There’s lots of discussion about whether such a change can be approved—legal niceties and public perceptions become matters of dispute as Powell grows increasingly anxious that the targets will fly and untold victims will die. As the dithering among Benson’s unwelcome guests (who include Jeremy Northam as a wavering minister, Richard McCabe as a legal advisor and Monica Dolan as a political consultant) continues, Powell has to deal with frustrating advice from her own consultants—risk assessment advisors and legal staff—as well. Ultimately the decision is repeatedly kicked upstairs—all the way to the British Foreign Secretary (Iain Glen), who’s suffering from an embarrassing episode of food poisoning during a trip to Singapore, and even to the US Secretary of State (Michael O’Keefe), who interrupts a ping-pong game in China to brusquely bark his approval.

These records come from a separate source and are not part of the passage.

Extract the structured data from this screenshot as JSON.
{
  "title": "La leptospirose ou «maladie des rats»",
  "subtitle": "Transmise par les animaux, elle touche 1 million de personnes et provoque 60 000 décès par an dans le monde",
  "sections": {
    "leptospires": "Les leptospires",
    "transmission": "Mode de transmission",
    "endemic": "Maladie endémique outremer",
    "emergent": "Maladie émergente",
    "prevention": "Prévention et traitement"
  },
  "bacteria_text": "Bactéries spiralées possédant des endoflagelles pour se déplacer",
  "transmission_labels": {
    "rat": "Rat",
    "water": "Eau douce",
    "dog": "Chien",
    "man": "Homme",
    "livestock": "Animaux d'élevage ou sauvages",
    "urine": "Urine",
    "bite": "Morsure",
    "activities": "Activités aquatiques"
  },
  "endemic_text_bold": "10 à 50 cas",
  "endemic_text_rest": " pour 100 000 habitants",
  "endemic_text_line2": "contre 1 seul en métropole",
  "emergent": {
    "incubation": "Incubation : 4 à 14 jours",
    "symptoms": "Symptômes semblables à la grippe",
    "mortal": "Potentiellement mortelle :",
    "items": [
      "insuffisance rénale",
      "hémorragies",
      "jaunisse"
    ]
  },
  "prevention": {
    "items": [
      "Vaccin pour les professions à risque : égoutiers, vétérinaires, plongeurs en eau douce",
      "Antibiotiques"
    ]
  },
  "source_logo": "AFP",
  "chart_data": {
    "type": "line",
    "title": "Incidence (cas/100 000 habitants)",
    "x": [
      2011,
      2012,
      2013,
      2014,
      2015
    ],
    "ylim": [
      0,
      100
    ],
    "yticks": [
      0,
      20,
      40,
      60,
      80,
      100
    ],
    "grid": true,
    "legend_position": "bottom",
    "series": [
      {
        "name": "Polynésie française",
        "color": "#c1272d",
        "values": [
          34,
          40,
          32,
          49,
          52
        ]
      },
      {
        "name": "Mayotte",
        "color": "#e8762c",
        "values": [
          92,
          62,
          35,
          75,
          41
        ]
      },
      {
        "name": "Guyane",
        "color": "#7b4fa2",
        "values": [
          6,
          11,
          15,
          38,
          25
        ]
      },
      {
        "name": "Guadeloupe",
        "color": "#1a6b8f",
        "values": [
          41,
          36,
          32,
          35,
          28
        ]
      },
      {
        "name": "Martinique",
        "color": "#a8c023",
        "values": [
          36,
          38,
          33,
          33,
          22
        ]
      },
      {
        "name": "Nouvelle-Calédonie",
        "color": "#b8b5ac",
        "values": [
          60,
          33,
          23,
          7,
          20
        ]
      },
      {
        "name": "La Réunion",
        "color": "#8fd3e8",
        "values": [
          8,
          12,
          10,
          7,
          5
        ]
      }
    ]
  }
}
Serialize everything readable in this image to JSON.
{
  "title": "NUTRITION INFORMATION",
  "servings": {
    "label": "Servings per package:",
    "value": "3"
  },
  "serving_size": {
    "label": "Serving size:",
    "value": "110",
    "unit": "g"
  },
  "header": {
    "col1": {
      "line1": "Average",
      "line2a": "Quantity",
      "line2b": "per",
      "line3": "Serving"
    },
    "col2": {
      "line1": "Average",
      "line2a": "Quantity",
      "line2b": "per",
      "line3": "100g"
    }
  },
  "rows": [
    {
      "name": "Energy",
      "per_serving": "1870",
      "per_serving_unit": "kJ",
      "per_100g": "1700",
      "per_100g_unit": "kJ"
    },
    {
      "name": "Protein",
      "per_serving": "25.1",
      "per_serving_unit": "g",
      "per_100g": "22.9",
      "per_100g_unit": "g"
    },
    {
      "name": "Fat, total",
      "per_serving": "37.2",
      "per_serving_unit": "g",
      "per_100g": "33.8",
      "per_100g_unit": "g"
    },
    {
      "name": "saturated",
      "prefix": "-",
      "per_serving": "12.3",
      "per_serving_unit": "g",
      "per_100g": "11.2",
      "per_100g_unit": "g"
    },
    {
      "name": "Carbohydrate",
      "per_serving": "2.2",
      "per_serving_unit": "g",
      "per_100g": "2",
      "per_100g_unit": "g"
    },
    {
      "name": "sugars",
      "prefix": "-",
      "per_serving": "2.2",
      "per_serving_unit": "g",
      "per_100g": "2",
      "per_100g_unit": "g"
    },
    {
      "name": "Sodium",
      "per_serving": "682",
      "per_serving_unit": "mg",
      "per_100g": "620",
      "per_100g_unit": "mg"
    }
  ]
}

And a new element enters the equation when a little Kenyan girl (Aisha Takow) sets up her bread-selling table immediately beside the target house. Her presence leads not only to additional assessments of acceptable collateral damage—would it be more politically palatable for the terrorists to be blamed for hundreds of deaths than for the British government to be held accountable for that of a single innocent?—but also to requests from the drone pilot to minimize the possibility of the girl’s death. That leads Farah to put himself into even greater jeopardy in order to get the youngster out of harm’s way, and Powell to finesse her team’s assessments in order to get permission to strike.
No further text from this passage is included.